Urban Telecommunities

Urbanization is a feature topic in the Harvard International Review this month. The lead article, The Future of Urbanization, is written by N.J. Slabbert who, among other engagements, is an advisor to the Telework Coalition, a Washington DC-based ressearch group.
Urban Telecommunities As Regional Growth Engines

A good microcosmic example is an initiative to develop the town of La Plata, Maryland, into a pioneering telecommunity (E-Burb or wired suburb), presenting significant implications for the future of greater Washington, DC, as well as for urban regions throughout the United States, for which the La Plata project offers a growth engine model. The project envisages a telework community in which many residents will remain physically in La Plata while working virtually in DC or elsewhere, linked around the clock by fiber-optic internet and video. The project's controlling idea is a telecommunity concept developed by Dr. J.J. Hellman.

This "urban telecommunity" is not telecommuting as commonly understood—employees working from home occasionally or a loose network of geographically separated people linked periodically by the internet—but a formal group of substantial size, whose members, both remote and proximate, are continuously connected via a combination of on-screen and other contacts for public or private purposes of collegial cooperation, with most members sharing a common geographical locale. The idea of a dedicated social organization using teletechnology in this way to support a widely distributed urban workforce, metropolitan services infrastructure, and rurally located small community is an innovation of far-reaching practical and theoretical importance. It brings into useful illustrative convergence a cluster of concepts that together portends a new era in urban philosophy, embracing information technology as a positive and crucial contributor to both the social and infrastructural architectures of community.

Read the whole article to learn more about how teletechnology is shaping a new urban order.

Saturday, July 08, 2006

Is Your Business Ready for a Flu Pandemic?

Ford & Harrison attorneys, and F&H Solutions Group, have an interesting article posted on the firm's website as a Legal Alert:
In light of the extensive news coverage given to the possibility of an Avian flu pandemic, many employers are concerned about their operations as well as potential legal obligations should such a pandemic occur. This Alert provides guidance for developing a plan to help ensure the safety of the workplace should a pandemic occur. Having operational as well as communication plans may also prepare the organization in the event of other emergencies...

6. Identify your company policies and how they would be affected by a pandemic.

What is your company's policy on sick leave? To what extent are employees able to carry over or share/bank accrued sick leave? What are the implications of such a policy under wage payment and benefits laws?

What is your company policy on medical leave? Have you considered developing leave policies to be used in a pandemic situation that encourage employees to remain at home if they are sick or are caring for sick dependants?

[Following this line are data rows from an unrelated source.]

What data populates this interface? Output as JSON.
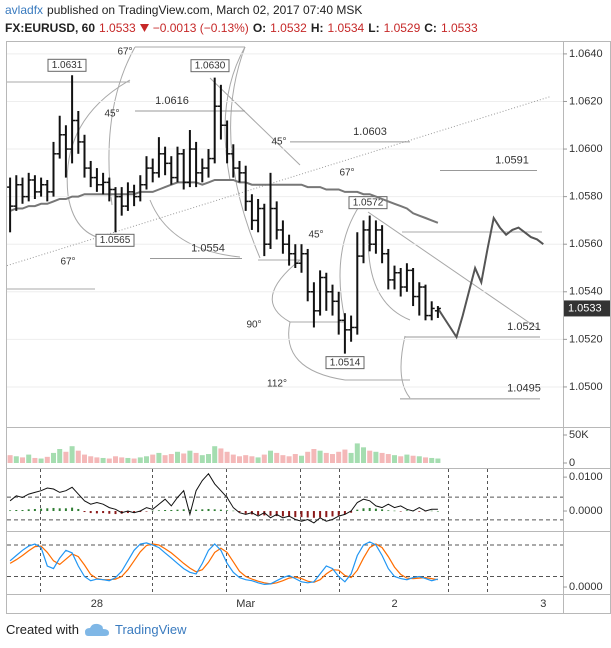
{
  "header": {
    "author": "avladfx",
    "published": "published on TradingView.com, March 02, 2017 07:40 MSK",
    "symbol": "FX:EURUSD, 60",
    "last": "1.0533",
    "change": "−0.0013 (−0.13%)",
    "open_label": "O:",
    "open": "1.0532",
    "high_label": "H:",
    "high": "1.0534",
    "low_label": "L:",
    "low": "1.0529",
    "close_label": "C:",
    "close": "1.0533"
  },
  "chart_data": {
    "type": "ohlc",
    "categories": [
      null,
      null,
      null,
      null,
      null,
      null,
      null,
      null,
      null,
      null,
      null,
      null,
      null,
      null,
      "28",
      null,
      null,
      null,
      null,
      null,
      null,
      null,
      null,
      null,
      null,
      null,
      null,
      null,
      null,
      null,
      null,
      null,
      null,
      null,
      null,
      null,
      null,
      null,
      "Mar",
      null,
      null,
      null,
      null,
      null,
      null,
      null,
      null,
      null,
      null,
      null,
      null,
      null,
      null,
      null,
      null,
      null,
      null,
      null,
      null,
      null,
      null,
      null,
      "2",
      null,
      null,
      null,
      null,
      null,
      null,
      null,
      null,
      null,
      null,
      null,
      null,
      null,
      null,
      null,
      null,
      null,
      null,
      null,
      null,
      null,
      null,
      null,
      "3",
      null,
      null,
      null
    ],
    "open": [
      1.0584,
      1.0576,
      1.0585,
      1.058,
      1.0587,
      1.0582,
      1.0585,
      1.0582,
      1.0598,
      1.0606,
      1.06,
      1.0612,
      1.0603,
      1.0592,
      1.0588,
      1.0585,
      1.0586,
      1.0583,
      1.058,
      1.0576,
      1.0582,
      1.058,
      1.0585,
      1.0592,
      1.059,
      1.0598,
      1.0594,
      1.0588,
      1.0598,
      1.0586,
      1.06,
      1.059,
      1.0592,
      1.0596,
      1.0618,
      1.061,
      1.0598,
      1.0592,
      1.059,
      1.0578,
      1.057,
      1.0575,
      1.056,
      1.0575,
      1.0566,
      1.056,
      1.0556,
      1.0552,
      1.0556,
      1.054,
      1.0532,
      1.0546,
      1.054,
      1.0536,
      1.0528,
      1.0524,
      1.0525,
      1.0555,
      1.0566,
      1.056,
      1.0566,
      1.0556,
      1.0545,
      1.0548,
      1.0542,
      1.0549,
      1.0538,
      1.0542,
      1.053,
      1.0532,
      null,
      null,
      null,
      null,
      null,
      null,
      null,
      null,
      null,
      null,
      null,
      null,
      null,
      null,
      null,
      null,
      null,
      null,
      null,
      null
    ],
    "high": [
      1.0588,
      1.0589,
      1.0588,
      1.059,
      1.0589,
      1.0588,
      1.0587,
      1.0603,
      1.0614,
      1.061,
      1.0631,
      1.0616,
      1.0606,
      1.0595,
      1.0592,
      1.059,
      1.0588,
      1.0584,
      1.0584,
      1.0586,
      1.0585,
      1.0589,
      1.0597,
      1.0596,
      1.0605,
      1.0601,
      1.0597,
      1.0601,
      1.06,
      1.0608,
      1.0603,
      1.0596,
      1.06,
      1.063,
      1.0627,
      1.0612,
      1.0602,
      1.0595,
      1.0593,
      1.0581,
      1.0579,
      1.0577,
      1.059,
      1.0578,
      1.057,
      1.0564,
      1.056,
      1.056,
      1.0558,
      1.0544,
      1.0549,
      1.0548,
      1.0543,
      1.054,
      1.0531,
      1.053,
      1.0565,
      1.057,
      1.0572,
      1.057,
      1.0568,
      1.0558,
      1.0551,
      1.055,
      1.0552,
      1.055,
      1.0544,
      1.0543,
      1.0536,
      1.0534,
      null,
      null,
      null,
      null,
      null,
      null,
      null,
      null,
      null,
      null,
      null,
      null,
      null,
      null,
      null,
      null,
      null,
      null,
      null,
      null
    ],
    "low": [
      1.0565,
      1.0574,
      1.0577,
      1.0578,
      1.0579,
      1.058,
      1.0578,
      1.058,
      1.0596,
      1.0588,
      1.0594,
      1.0598,
      1.0588,
      1.0584,
      1.0582,
      1.0581,
      1.0578,
      1.0565,
      1.0572,
      1.0574,
      1.0576,
      1.0578,
      1.0583,
      1.0586,
      1.0588,
      1.0589,
      1.0585,
      1.0586,
      1.0583,
      1.0584,
      1.0584,
      1.0586,
      1.0588,
      1.0594,
      1.0604,
      1.0594,
      1.0588,
      1.0586,
      1.0574,
      1.0566,
      1.0565,
      1.0555,
      1.0558,
      1.0562,
      1.0556,
      1.0551,
      1.055,
      1.0548,
      1.0536,
      1.0525,
      1.053,
      1.0532,
      1.053,
      1.0522,
      1.0514,
      1.0519,
      1.0522,
      1.0552,
      1.0557,
      1.0556,
      1.0552,
      1.0541,
      1.0541,
      1.0538,
      1.054,
      1.0534,
      1.053,
      1.0528,
      1.0528,
      1.0529,
      null,
      null,
      null,
      null,
      null,
      null,
      null,
      null,
      null,
      null,
      null,
      null,
      null,
      null,
      null,
      null,
      null,
      null,
      null,
      null
    ],
    "close": [
      1.0576,
      1.0585,
      1.058,
      1.0587,
      1.0582,
      1.0585,
      1.0582,
      1.0598,
      1.0606,
      1.06,
      1.0612,
      1.0603,
      1.0592,
      1.0588,
      1.0585,
      1.0586,
      1.0583,
      1.058,
      1.0576,
      1.0582,
      1.058,
      1.0585,
      1.0592,
      1.059,
      1.0598,
      1.0594,
      1.0588,
      1.0598,
      1.0586,
      1.06,
      1.059,
      1.0592,
      1.0596,
      1.0618,
      1.061,
      1.0598,
      1.0592,
      1.059,
      1.0578,
      1.057,
      1.0575,
      1.056,
      1.0575,
      1.0566,
      1.056,
      1.0556,
      1.0552,
      1.0556,
      1.054,
      1.0532,
      1.0546,
      1.054,
      1.0536,
      1.0528,
      1.0524,
      1.0525,
      1.0555,
      1.0566,
      1.056,
      1.0566,
      1.0556,
      1.0545,
      1.0548,
      1.0542,
      1.0549,
      1.0538,
      1.0542,
      1.053,
      1.0533,
      1.0533,
      null,
      null,
      null,
      null,
      null,
      null,
      null,
      null,
      null,
      null,
      null,
      null,
      null,
      null,
      null,
      null,
      null,
      null,
      null,
      null
    ],
    "bar_color": "#111111",
    "ylim": [
      1.0484,
      1.0645
    ],
    "yticks": [
      {
        "value": 1.064,
        "label": "1.0640"
      },
      {
        "value": 1.062,
        "label": "1.0620"
      },
      {
        "value": 1.06,
        "label": "1.0600"
      },
      {
        "value": 1.058,
        "label": "1.0580"
      },
      {
        "value": 1.056,
        "label": "1.0560"
      },
      {
        "value": 1.054,
        "label": "1.0540"
      },
      {
        "value": 1.052,
        "label": "1.0520"
      },
      {
        "value": 1.05,
        "label": "1.0500"
      }
    ],
    "grid": true,
    "moving_average": {
      "color": "#777777",
      "values": [
        1.0574,
        1.0575,
        1.0575,
        1.0576,
        1.0576,
        1.0577,
        1.0577,
        1.0578,
        1.0579,
        1.0579,
        1.058,
        1.058,
        1.0581,
        1.0581,
        1.0581,
        1.0581,
        1.0581,
        1.0581,
        1.0581,
        1.0581,
        1.0581,
        1.0582,
        1.0582,
        1.0582,
        1.0583,
        1.0584,
        1.0585,
        1.0586,
        1.0586,
        1.0586,
        1.0586,
        1.0585,
        1.0586,
        1.0587,
        1.0587,
        1.0587,
        1.0587,
        1.0586,
        1.0586,
        1.0585,
        1.0585,
        1.0585,
        1.0585,
        1.0585,
        1.0585,
        1.0585,
        1.0585,
        1.0585,
        1.0584,
        1.0584,
        1.0584,
        1.0583,
        1.0583,
        1.0583,
        1.0582,
        1.0582,
        1.0582,
        1.0581,
        1.0581,
        1.058,
        1.0579,
        1.0578,
        1.0577,
        1.0576,
        1.0575,
        1.0573,
        1.0572,
        1.0571,
        1.057,
        1.0569,
        null,
        null,
        null,
        null,
        null,
        null,
        null,
        null,
        null,
        null,
        null,
        null,
        null,
        null,
        null,
        null,
        null,
        null,
        null,
        null
      ]
    },
    "projection": {
      "color": "#555555",
      "values": [
        null,
        null,
        null,
        null,
        null,
        null,
        null,
        null,
        null,
        null,
        null,
        null,
        null,
        null,
        null,
        null,
        null,
        null,
        null,
        null,
        null,
        null,
        null,
        null,
        null,
        null,
        null,
        null,
        null,
        null,
        null,
        null,
        null,
        null,
        null,
        null,
        null,
        null,
        null,
        null,
        null,
        null,
        null,
        null,
        null,
        null,
        null,
        null,
        null,
        null,
        null,
        null,
        null,
        null,
        null,
        null,
        null,
        null,
        null,
        null,
        null,
        null,
        null,
        null,
        null,
        null,
        null,
        null,
        null,
        1.0533,
        1.0529,
        1.0525,
        1.0521,
        1.053,
        1.054,
        1.055,
        1.0544,
        1.0558,
        1.0571,
        1.0567,
        1.0564,
        1.0566,
        1.0567,
        1.0565,
        1.0563,
        1.0562,
        1.056,
        null,
        null,
        null
      ]
    },
    "trend_line": {
      "color": "#9a9a9a",
      "values": [
        1.0551,
        1.0622
      ]
    },
    "levels": [
      {
        "value": 1.0631,
        "label": "1.0631"
      },
      {
        "value": 1.0616,
        "label": "1.0616"
      },
      {
        "value": 1.063,
        "label": "1.0630"
      },
      {
        "value": 1.0603,
        "label": "1.0603"
      },
      {
        "value": 1.0591,
        "label": "1.0591"
      },
      {
        "value": 1.0565,
        "label": "1.0565"
      },
      {
        "value": 1.0554,
        "label": "1.0554"
      },
      {
        "value": 1.0572,
        "label": "1.0572"
      },
      {
        "value": 1.0521,
        "label": "1.0521"
      },
      {
        "value": 1.0514,
        "label": "1.0514"
      },
      {
        "value": 1.0495,
        "label": "1.0495"
      }
    ],
    "angle_labels": [
      "67°",
      "45°",
      "45°",
      "67°",
      "45°",
      "67°",
      "90°",
      "112°"
    ],
    "volume": {
      "up_color": "#7fcf8e",
      "down_color": "#ef9a9a",
      "ylim": [
        0,
        62500
      ],
      "yticks": [
        {
          "value": 50000,
          "label": "50K"
        },
        0
      ],
      "values": [
        14000,
        12000,
        10000,
        15000,
        9000,
        8000,
        11000,
        18000,
        25000,
        20000,
        30000,
        22000,
        15000,
        12000,
        10000,
        9000,
        8000,
        12000,
        10000,
        9000,
        8000,
        10000,
        12000,
        15000,
        18000,
        14000,
        16000,
        20000,
        17000,
        22000,
        18000,
        14000,
        16000,
        30000,
        26000,
        20000,
        15000,
        12000,
        14000,
        12000,
        10000,
        15000,
        22000,
        18000,
        14000,
        12000,
        16000,
        13000,
        20000,
        25000,
        22000,
        18000,
        16000,
        20000,
        24000,
        18000,
        35000,
        28000,
        22000,
        20000,
        18000,
        16000,
        14000,
        12000,
        15000,
        13000,
        12000,
        10000,
        9000,
        8000,
        null,
        null,
        null,
        null,
        null,
        null,
        null,
        null,
        null,
        null,
        null,
        null,
        null,
        null,
        null,
        null,
        null,
        null,
        null,
        null
      ]
    },
    "macd": {
      "color": "#111111",
      "up_color": "#2e7d32",
      "down_color": "#8b1a1a",
      "ylim": [
        -0.0056,
        0.0121
      ],
      "yticks": [
        {
          "value": 0.01,
          "label": "0.0100"
        },
        {
          "value": 0,
          "label": "0.0000"
        }
      ],
      "levels": [
        0.0041,
        -0.0026
      ],
      "values": [
        0.003,
        0.0045,
        0.004,
        0.005,
        0.0055,
        0.006,
        0.0068,
        0.0065,
        0.0055,
        0.006,
        0.007,
        0.005,
        0.003,
        0.002,
        0.0025,
        0.002,
        0.001,
        0.0005,
        -0.0005,
        0.0,
        -0.0005,
        0.0,
        0.001,
        0.0005,
        0.002,
        0.0035,
        0.0015,
        0.004,
        0.006,
        -0.001,
        0.006,
        0.009,
        0.011,
        0.008,
        0.006,
        0.004,
        0.001,
        -0.0005,
        -0.001,
        -0.0005,
        -0.0015,
        -0.0005,
        -0.002,
        -0.001,
        -0.002,
        -0.0015,
        -0.0025,
        -0.003,
        -0.0025,
        -0.0035,
        -0.002,
        -0.003,
        -0.0025,
        -0.0015,
        -0.001,
        0.0,
        0.0025,
        0.0035,
        0.003,
        0.0015,
        0.001,
        0.002,
        0.001,
        0.0015,
        0.0005,
        0.0,
        0.001,
        0.0,
        0.0005,
        0.0005,
        null,
        null,
        null,
        null,
        null,
        null,
        null,
        null,
        null,
        null,
        null,
        null,
        null,
        null,
        null,
        null,
        null,
        null,
        null,
        null
      ],
      "histogram": [
        0.0002,
        0.0003,
        0.0003,
        0.0005,
        0.0006,
        0.0007,
        0.0008,
        0.0009,
        0.0008,
        0.0008,
        0.001,
        0.0006,
        -0.0003,
        -0.0006,
        -0.0007,
        -0.0006,
        -0.0008,
        -0.0009,
        -0.0008,
        -0.0006,
        -0.0004,
        -0.0003,
        -0.0001,
        0.0001,
        0.0002,
        0.0003,
        0.0003,
        0.0004,
        0.0005,
        0.0004,
        0.0004,
        0.0005,
        0.0006,
        0.0005,
        0.0004,
        0.0002,
        0.0001,
        -0.0003,
        -0.0008,
        -0.001,
        -0.0012,
        -0.0013,
        -0.0014,
        -0.0015,
        -0.0016,
        -0.0017,
        -0.0018,
        -0.0018,
        -0.0019,
        -0.002,
        -0.0019,
        -0.0018,
        -0.0016,
        -0.0014,
        -0.001,
        -0.0005,
        0.0004,
        0.0008,
        0.0009,
        0.0007,
        0.0005,
        0.0002,
        0.0001,
        -0.0001,
        0.0002,
        0.0001,
        -0.0002,
        -0.0001,
        0.0001,
        0.0,
        null,
        null,
        null,
        null,
        null,
        null,
        null,
        null,
        null,
        null,
        null,
        null,
        null,
        null,
        null,
        null,
        null,
        null,
        null,
        null
      ]
    },
    "stochastic": {
      "ylim": [
        -11.4,
        102.9
      ],
      "yticks": [
        {
          "value": 0,
          "label": "0.0000"
        }
      ],
      "levels": [
        80,
        20
      ],
      "k": {
        "color": "#2196f3",
        "values": [
          50,
          60,
          70,
          78,
          82,
          75,
          40,
          35,
          55,
          70,
          65,
          40,
          20,
          12,
          15,
          14,
          12,
          18,
          30,
          50,
          70,
          82,
          84,
          80,
          75,
          65,
          55,
          45,
          35,
          28,
          25,
          45,
          70,
          82,
          70,
          45,
          28,
          18,
          14,
          12,
          8,
          5,
          6,
          12,
          18,
          22,
          16,
          10,
          8,
          10,
          25,
          40,
          35,
          20,
          10,
          25,
          60,
          80,
          86,
          80,
          60,
          35,
          20,
          16,
          14,
          18,
          20,
          16,
          12,
          15,
          null,
          null,
          null,
          null,
          null,
          null,
          null,
          null,
          null,
          null,
          null,
          null,
          null,
          null,
          null,
          null,
          null,
          null,
          null,
          null
        ]
      },
      "d": {
        "color": "#ff6d00",
        "values": [
          45,
          52,
          60,
          69,
          77,
          78,
          66,
          50,
          43,
          53,
          63,
          58,
          42,
          24,
          16,
          14,
          14,
          15,
          20,
          33,
          50,
          67,
          79,
          82,
          80,
          73,
          65,
          55,
          45,
          36,
          29,
          33,
          47,
          66,
          74,
          66,
          48,
          30,
          20,
          15,
          11,
          8,
          6,
          8,
          12,
          17,
          19,
          16,
          11,
          9,
          14,
          25,
          33,
          32,
          22,
          18,
          32,
          55,
          75,
          82,
          75,
          58,
          38,
          24,
          17,
          16,
          17,
          18,
          16,
          14,
          null,
          null,
          null,
          null,
          null,
          null,
          null,
          null,
          null,
          null,
          null,
          null,
          null,
          null,
          null,
          null,
          null,
          null,
          null,
          null
        ]
      }
    }
  },
  "footer": {
    "created": "Created with",
    "brand": "TradingView"
  }
}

Such policies should be clearly worded to apply only in situations that implicate the use of your emergency management plan, to ensure they do not affect your day-to-day policies. Limit the contours of your plan to prevent it from working against you .

Do you have a telecommuting policy or at least an emergency telecommuting policy? Have you addressed any possible security concerns (through technology and through agreements creating binding legal obligations) if more employees are forced to work remotely?

Do your company policies address issues that may arise in a possible pandemic, such as: quarantine policies, social distancing policies, and increased sanitation policies to ensure a healthy work place?

You can find the complete article here. This is a very clearly written article that would be a good outline for discussions about company preparedness amongst any corporate executive group.